Making Repairs Research Workshop
17 February 2014
Last week, a group of repair enthusiasts from multiple disciplines gathered at the Institute of Making for a day-long workshop interrogating the materials and technologies that make repair possible, and the cultural imperatives that encourage it.
Each of them brought with them a repaired or repurposed object for discussion later that day. Once we’d gathered this diverse repair collection together and welcomed everyone to the Institute, our five speakers kicked off with a series of presentations that explored repair from different disciplinary perspectives and at all its different scales.
Rebecca Collins (Geography) started the day with a discussion of the reasons why we repair, explored through a study of teenagers and their ‘mindful mending’ practices. She focused on techniques that can be used to encourage repair, an in particular the roles that experimentation and access to spaces for tinkering can play in encouraging mending. This was followed by environmental engineer Julia Stegemann’s discussion of cement as a proposed, but problematic, solution for environmental contamination, in which she reviewed the difficulties involved in encapsulating hazardous wastes in cementitious materials. Artist Celia Pym talked about her work with mending and darning, showing examples she’d brought with her of some of the worn and unraveled jumpers that she had painstakingly and repeatedly mended. These repairs were deliberately visible, made using differently coloured threads, exploring the mending of clothing as a demonstration of love, care and attention.

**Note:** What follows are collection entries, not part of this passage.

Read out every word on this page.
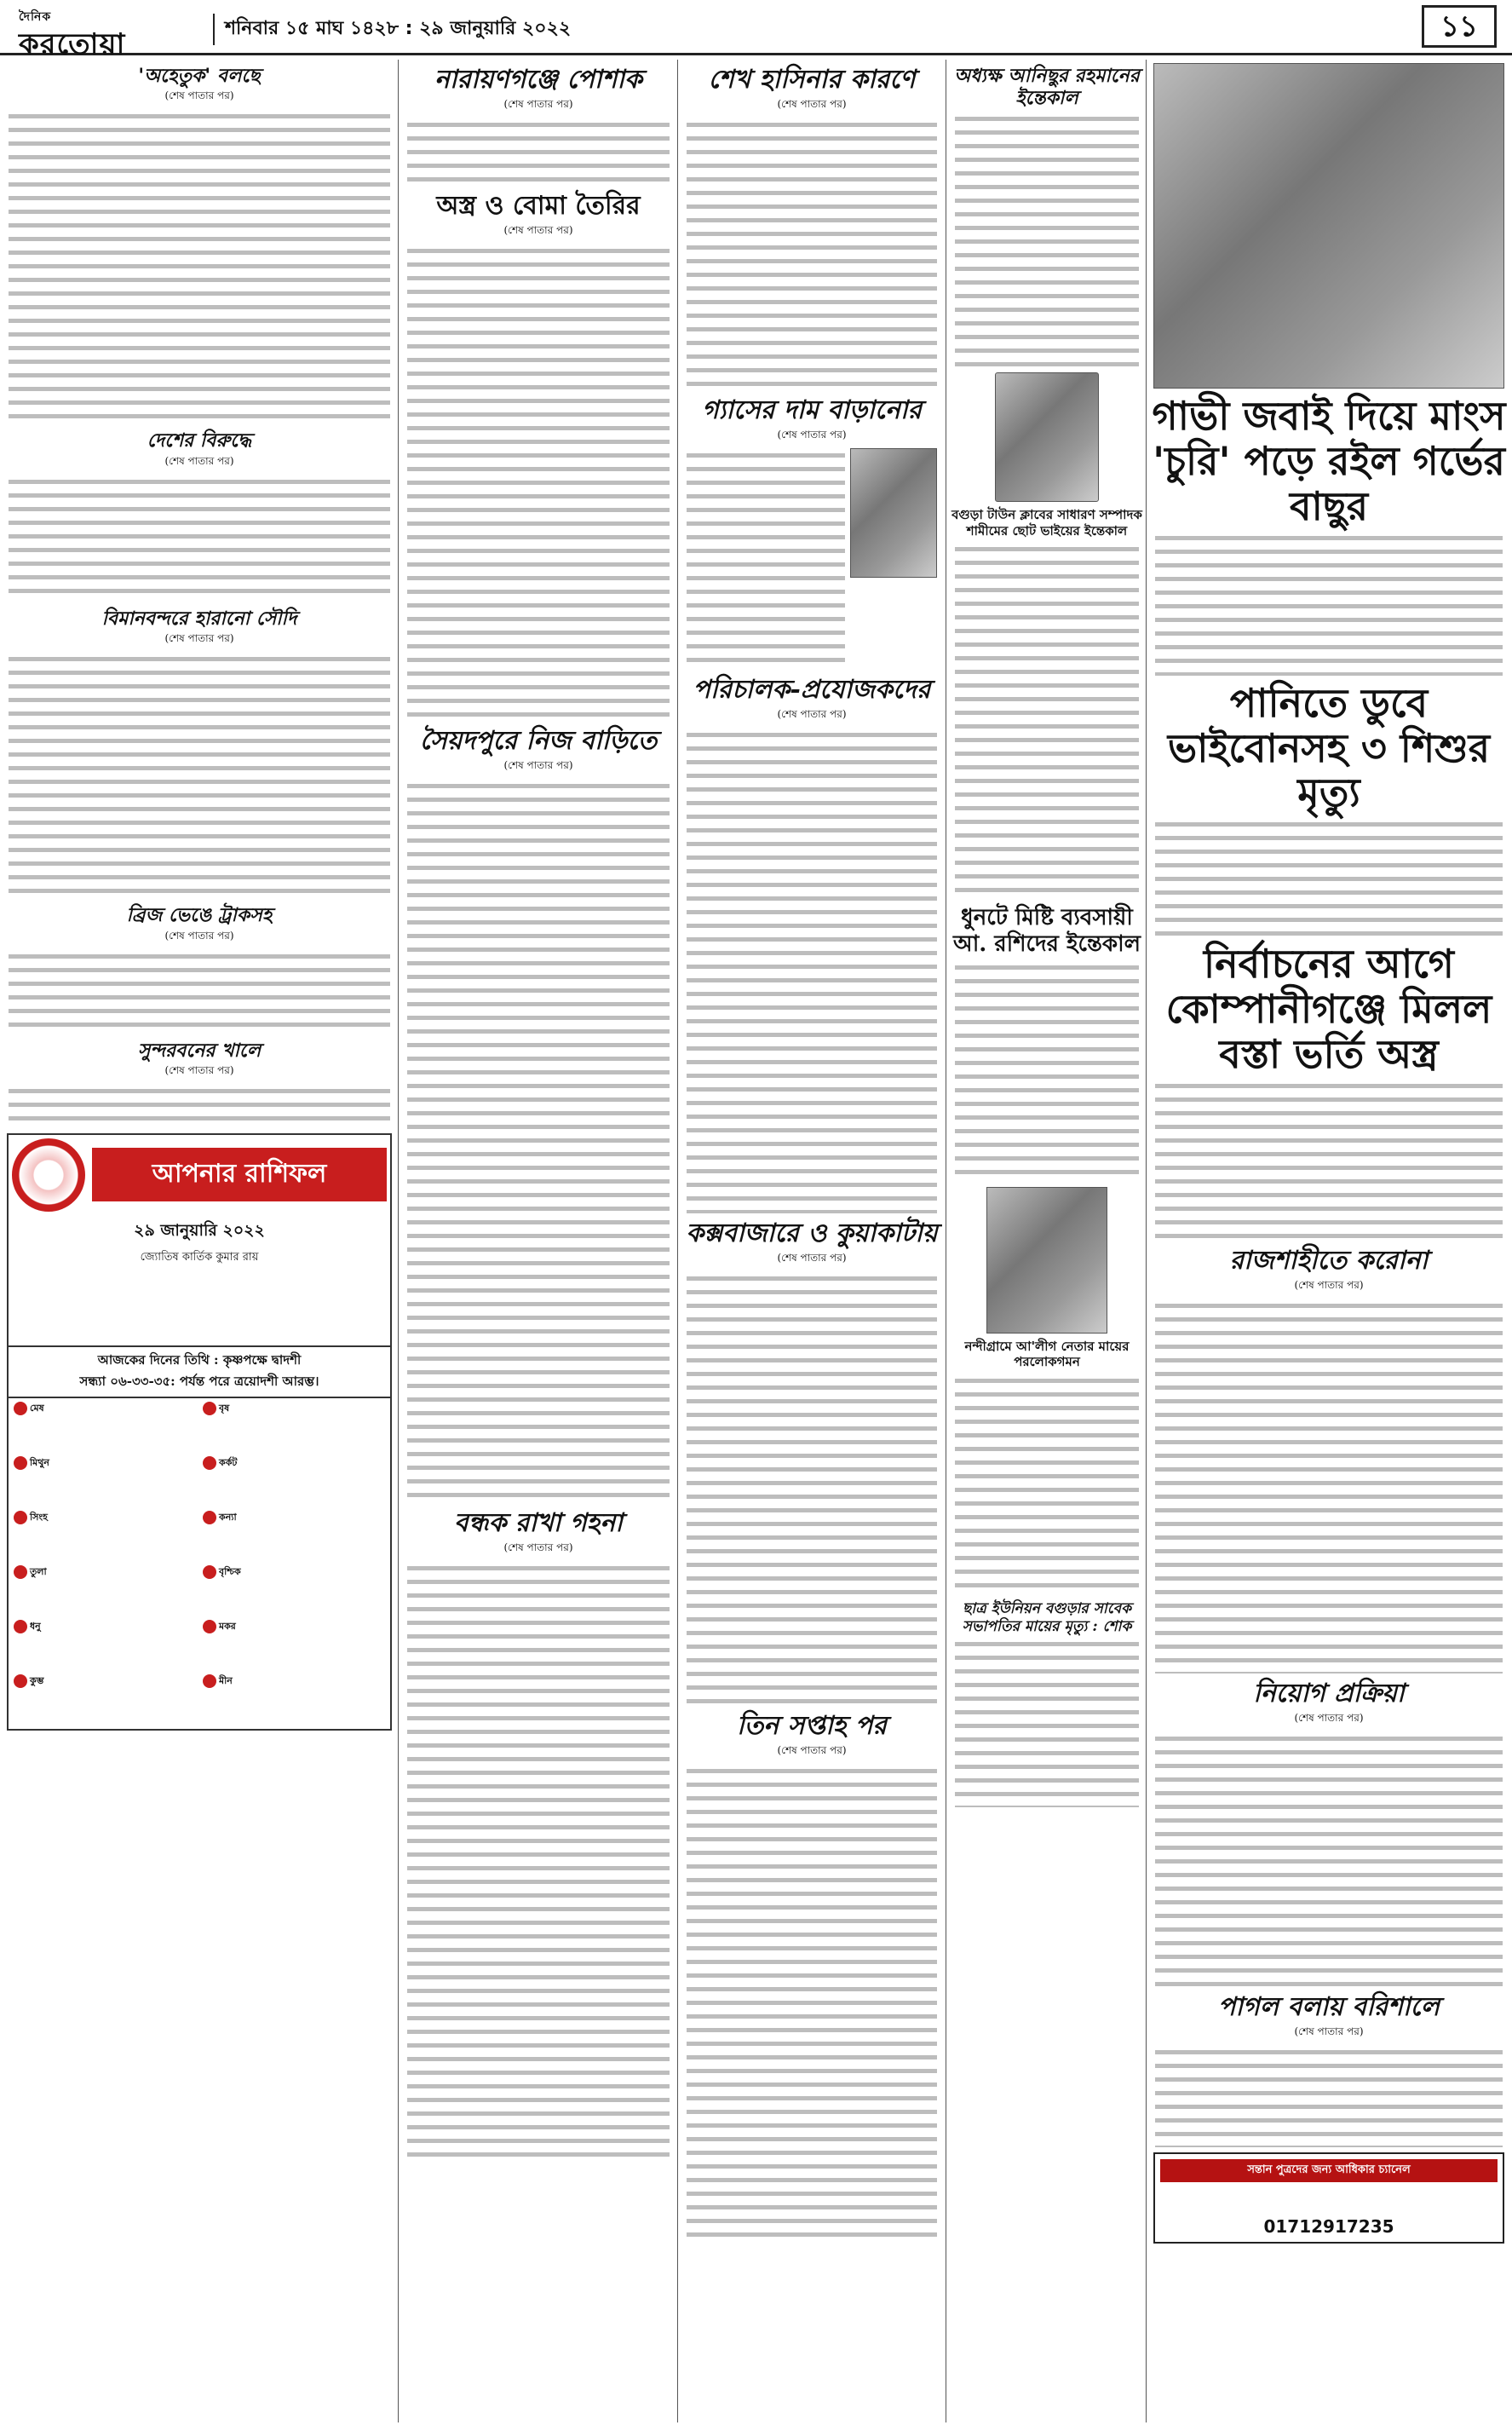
দৈনিক
করতোয়া	শনিবার ১৫ মাঘ ১৪২৮ : ২৯ জানুয়ারি ২০২২	১১
'অহেতুক' বলছে
(শেষ পাতার পর)
দেশের বিরুদ্ধে
(শেষ পাতার পর)
বিমানবন্দরে হারানো সৌদি
(শেষ পাতার পর)
ব্রিজ ভেঙে ট্রাকসহ
(শেষ পাতার পর)
সুন্দরবনের খালে
(শেষ পাতার পর)
আপনার রাশিফল
২৯ জানুয়ারি ২০২২
জ্যোতিষ কার্তিক কুমার রায়
আজকের দিনের তিথি : কৃষ্ণপক্ষে দ্বাদশী
সন্ধ্যা ০৬-৩৩-৩৫: পর্যন্ত পরে ত্রয়োদশী আরম্ভ।
মেষ	বৃষ
মিথুন	কর্কট
সিংহ	কন্যা
তুলা	বৃশ্চিক
ধনু	মকর
কুম্ভ	মীন
নারায়ণগঞ্জে পোশাক
(শেষ পাতার পর)
অস্ত্র ও বোমা তৈরির
(শেষ পাতার পর)
সৈয়দপুরে নিজ বাড়িতে
(শেষ পাতার পর)
বন্ধক রাখা গহনা
(শেষ পাতার পর)
শেখ হাসিনার কারণে
(শেষ পাতার পর)
গ্যাসের দাম বাড়ানোর
(শেষ পাতার পর)
পরিচালক-প্রযোজকদের
(শেষ পাতার পর)
কক্সবাজারে ও কুয়াকাটায়
(শেষ পাতার পর)
তিন সপ্তাহ পর
(শেষ পাতার পর)
অধ্যক্ষ আনিছুর রহমানের ইন্তেকাল
বগুড়া টাউন ক্লাবের সাধারণ সম্পাদক শামীমের ছোট ভাইয়ের ইন্তেকাল
ধুনটে মিষ্টি ব্যবসায়ী আ. রশিদের ইন্তেকাল
নন্দীগ্রামে আ'লীগ নেতার মায়ের পরলোকগমন
ছাত্র ইউনিয়ন বগুড়ার সাবেক সভাপতির মায়ের মৃত্যু : শোক
গাভী জবাই দিয়ে মাংস 'চুরি' পড়ে রইল গর্ভের বাছুর
পানিতে ডুবে ভাইবোনসহ ৩ শিশুর মৃত্যু
নির্বাচনের আগে কোম্পানীগঞ্জে মিলল বস্তা ভর্তি অস্ত্র
রাজশাহীতে করোনা
(শেষ পাতার পর)
নিয়োগ প্রক্রিয়া
(শেষ পাতার পর)
পাগল বলায় বরিশালে
(শেষ পাতার পর)
সন্তান পুত্রদের জন্য আধিকার চ্যানেল
01712917235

Civil engineer and archaeologist duo Kate Crawford and Alice Samson shared the conversations and discussions they had been having about what archaeological understandings of the ways in which people repaired, adapted and changed their houses in Pre-Columbian Caribbean could lend to humanitarian ideas of what people need from shelter in the present day. Finally, Kazim Pal (Centre for Digital Humanities) discussed his PhD project using digital techniques to remotely restore and read badly burnt and distorted vellum from historically significant documents like the Great Parchment Book.
These speakers gave use a fascinating and broad overview of repair in its many different forms and at its different scales. Celia and Rebecca dealt with repair at the level of the individual, the memories and stories that come out when repairing objects and the psychological and social effects of mending process. Kazim discussed repair in the context of heritage and the conservation of objects of cultural importance that are central to collective memory. Kate and Alice began by touching on repair at the level of local infrastructure, expanding this into a discussion of the lessons that can be gathered from this on the scale of global humanitarian efforts, and Julia contribution’s brought to light attempts at repair and remediation on a global, environmental scale, as told through one specific material.
The repaired object collection was then used as the focus for an informal roundtable discussion, chaired by Leonie Hannan (History and MPE) and Simon Werrett (STS). The purpose of this session was to get those of people not formally presenting to share their interests and enthusiasms with the group. Objects varied from sugru-hacked laptop chargers, to painstakingly repaired smashed early x-ray tubes, sellotape-bound comics and beautifully antiqued furniture components. These objects generated a series of interesting discussions about embodied skills, our emotional attachment to and detachment from objects, what is learnt in the process of repairing, and the ways in which repair can affect the value and trajectory of objects.
After lunch we had a change of pace: RCA graduate Jasleen Kaur took us through the joys of ‘bodging’ and repurposing. Faced with the challenge of coming up with an impromptu set of tools that could be used to run food stalls for the production of Victoria sponges, bags of fish and chips, and mock-turtle soup, we were given an assortment of paraphernalia like cotton buds, cork blocks and electrical tape. Imagining how we might be able to make ‘chip-oil drainers’ and ‘jam-spreaders’ from these everyday objects, and then having a go, meant that we got have a go at transformative and inventive repurposing ourselves.
After we pitched our inventive ‘bodges’ and voted on the winning food stall, the group reconvened for a final discussion of the commonalities and differences in peoples’ approaches to repair, what we might learn from each other, and how some of the common strands of interest might be pulled out and taken forward. Watch this space!